The naphthenic acids are found predominantly in immature biodegraded, heavy crudes4. The alteration of petroleum by living micro-organisms, which may occur for example when meteoric water is introduced into an accumulation5, significantly increases the density of the crude and, at the same time, decreases the paraffinic components content.
On the basis of this, we can presume that acidic crudes most likely contain low levels of paraffins and have higher densities than non acidic crudes. The correlation is quite good for all the wells from the same field or all the fields located in the same block.
Table 2 gives some of the characteristics of crudes from Angola block 17: their TAN value, level of paraffin and API degree.
The table clearly shows that the increase in the level of paraffin and in the API degree are associated with a decrease in acidity. The results are illustrated in figure 1 which shows the relation of TAN versus the level of paraffin, and in figure 2 which illustrates the relation of TAN versus API degree.

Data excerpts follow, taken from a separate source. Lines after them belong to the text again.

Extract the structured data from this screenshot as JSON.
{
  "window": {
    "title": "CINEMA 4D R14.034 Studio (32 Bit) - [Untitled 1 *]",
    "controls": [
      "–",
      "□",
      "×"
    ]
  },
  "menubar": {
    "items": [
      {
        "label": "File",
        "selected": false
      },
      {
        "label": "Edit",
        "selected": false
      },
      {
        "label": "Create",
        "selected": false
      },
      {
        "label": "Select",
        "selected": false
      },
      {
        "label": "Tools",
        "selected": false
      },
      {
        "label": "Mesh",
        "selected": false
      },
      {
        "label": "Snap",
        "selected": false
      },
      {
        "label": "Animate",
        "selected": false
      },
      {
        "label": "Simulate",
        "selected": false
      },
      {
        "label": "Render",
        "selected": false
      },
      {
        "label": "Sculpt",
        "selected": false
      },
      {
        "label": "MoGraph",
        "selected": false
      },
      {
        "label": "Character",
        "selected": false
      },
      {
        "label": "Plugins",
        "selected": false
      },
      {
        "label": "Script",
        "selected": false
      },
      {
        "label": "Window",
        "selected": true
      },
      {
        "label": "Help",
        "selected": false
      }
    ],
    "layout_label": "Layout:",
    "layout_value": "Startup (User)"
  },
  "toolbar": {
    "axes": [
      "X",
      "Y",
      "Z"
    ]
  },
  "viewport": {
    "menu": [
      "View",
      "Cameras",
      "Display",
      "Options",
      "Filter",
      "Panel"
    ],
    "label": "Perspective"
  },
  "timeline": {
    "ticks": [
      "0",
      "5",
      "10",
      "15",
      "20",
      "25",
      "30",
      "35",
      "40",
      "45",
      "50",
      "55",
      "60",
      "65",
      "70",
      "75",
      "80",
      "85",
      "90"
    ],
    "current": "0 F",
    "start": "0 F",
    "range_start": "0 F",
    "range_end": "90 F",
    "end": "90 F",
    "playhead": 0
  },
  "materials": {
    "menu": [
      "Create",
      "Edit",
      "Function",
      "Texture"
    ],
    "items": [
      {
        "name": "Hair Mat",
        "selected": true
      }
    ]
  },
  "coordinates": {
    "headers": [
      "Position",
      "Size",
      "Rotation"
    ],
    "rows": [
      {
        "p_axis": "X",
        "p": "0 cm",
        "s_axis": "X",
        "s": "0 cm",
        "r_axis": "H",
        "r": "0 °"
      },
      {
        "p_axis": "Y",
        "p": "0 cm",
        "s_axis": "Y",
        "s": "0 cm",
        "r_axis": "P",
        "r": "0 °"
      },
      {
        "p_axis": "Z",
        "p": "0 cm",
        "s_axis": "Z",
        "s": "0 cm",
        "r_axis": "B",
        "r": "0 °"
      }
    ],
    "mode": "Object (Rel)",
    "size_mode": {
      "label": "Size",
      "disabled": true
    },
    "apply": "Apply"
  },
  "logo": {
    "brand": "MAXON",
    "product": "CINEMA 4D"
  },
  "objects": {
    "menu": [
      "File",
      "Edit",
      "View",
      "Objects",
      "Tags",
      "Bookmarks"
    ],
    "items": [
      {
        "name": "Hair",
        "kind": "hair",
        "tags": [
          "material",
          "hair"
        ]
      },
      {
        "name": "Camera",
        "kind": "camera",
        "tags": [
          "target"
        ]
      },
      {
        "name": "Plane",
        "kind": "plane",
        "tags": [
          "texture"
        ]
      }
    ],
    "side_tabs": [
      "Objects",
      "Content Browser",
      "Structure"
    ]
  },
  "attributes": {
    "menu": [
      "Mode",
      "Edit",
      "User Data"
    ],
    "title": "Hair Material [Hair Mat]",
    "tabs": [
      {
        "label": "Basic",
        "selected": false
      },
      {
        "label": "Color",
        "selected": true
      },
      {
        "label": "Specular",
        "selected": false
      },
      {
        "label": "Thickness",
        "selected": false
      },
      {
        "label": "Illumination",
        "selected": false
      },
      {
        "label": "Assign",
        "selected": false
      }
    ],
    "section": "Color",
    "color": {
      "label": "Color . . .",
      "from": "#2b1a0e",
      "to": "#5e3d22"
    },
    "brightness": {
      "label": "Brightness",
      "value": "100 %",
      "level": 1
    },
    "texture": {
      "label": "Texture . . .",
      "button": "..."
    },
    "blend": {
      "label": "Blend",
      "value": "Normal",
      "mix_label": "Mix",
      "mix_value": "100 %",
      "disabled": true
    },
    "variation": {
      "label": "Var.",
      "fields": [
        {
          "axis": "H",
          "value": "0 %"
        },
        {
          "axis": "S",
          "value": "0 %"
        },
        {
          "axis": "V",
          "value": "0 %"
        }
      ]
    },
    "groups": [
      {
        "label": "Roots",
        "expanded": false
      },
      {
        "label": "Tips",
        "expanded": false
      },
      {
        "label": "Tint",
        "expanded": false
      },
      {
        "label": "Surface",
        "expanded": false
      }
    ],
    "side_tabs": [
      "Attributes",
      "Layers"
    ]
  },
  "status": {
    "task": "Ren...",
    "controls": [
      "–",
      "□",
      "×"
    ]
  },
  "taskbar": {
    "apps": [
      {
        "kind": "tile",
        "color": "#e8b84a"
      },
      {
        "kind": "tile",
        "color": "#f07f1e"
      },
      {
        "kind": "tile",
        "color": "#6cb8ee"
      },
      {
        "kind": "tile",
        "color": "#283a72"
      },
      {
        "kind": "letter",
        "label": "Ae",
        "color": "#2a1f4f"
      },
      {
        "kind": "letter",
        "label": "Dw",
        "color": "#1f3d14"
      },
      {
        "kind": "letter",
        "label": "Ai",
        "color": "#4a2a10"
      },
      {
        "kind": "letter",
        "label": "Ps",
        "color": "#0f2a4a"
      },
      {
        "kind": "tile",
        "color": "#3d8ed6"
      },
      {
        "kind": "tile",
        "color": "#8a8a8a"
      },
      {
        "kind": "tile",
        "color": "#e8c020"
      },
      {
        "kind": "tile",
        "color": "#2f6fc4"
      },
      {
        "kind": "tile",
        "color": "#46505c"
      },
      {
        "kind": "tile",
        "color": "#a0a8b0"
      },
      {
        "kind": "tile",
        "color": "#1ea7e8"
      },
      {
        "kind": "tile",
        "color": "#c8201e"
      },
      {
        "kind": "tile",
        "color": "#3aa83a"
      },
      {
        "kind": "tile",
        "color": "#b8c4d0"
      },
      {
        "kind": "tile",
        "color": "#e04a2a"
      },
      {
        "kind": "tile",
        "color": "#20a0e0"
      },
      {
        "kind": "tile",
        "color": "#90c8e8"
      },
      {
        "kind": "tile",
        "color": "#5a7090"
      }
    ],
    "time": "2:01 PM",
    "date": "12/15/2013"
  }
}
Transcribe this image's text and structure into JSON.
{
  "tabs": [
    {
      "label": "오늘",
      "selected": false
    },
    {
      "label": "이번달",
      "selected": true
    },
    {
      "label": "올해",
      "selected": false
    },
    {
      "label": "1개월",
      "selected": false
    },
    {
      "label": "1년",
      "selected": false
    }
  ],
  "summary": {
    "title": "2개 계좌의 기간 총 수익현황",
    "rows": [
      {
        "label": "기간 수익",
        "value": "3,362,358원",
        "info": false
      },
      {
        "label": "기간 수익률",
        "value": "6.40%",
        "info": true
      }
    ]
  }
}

In addition to corrosion during the refining of acidic crudes, the naphthenic acids are also responsible for two other problems observed in crude processing, resulting from an increase in the pH of the reservoir water:
The formation of mixed carbonate and soap deposits inside tubing or surface installations.
The build-up of stable emulsions associated with the strong surface-active power of the naphthenate group RCOO-.
These problems can be avoided through measures which prevent the pH value of the reservoir water from rising.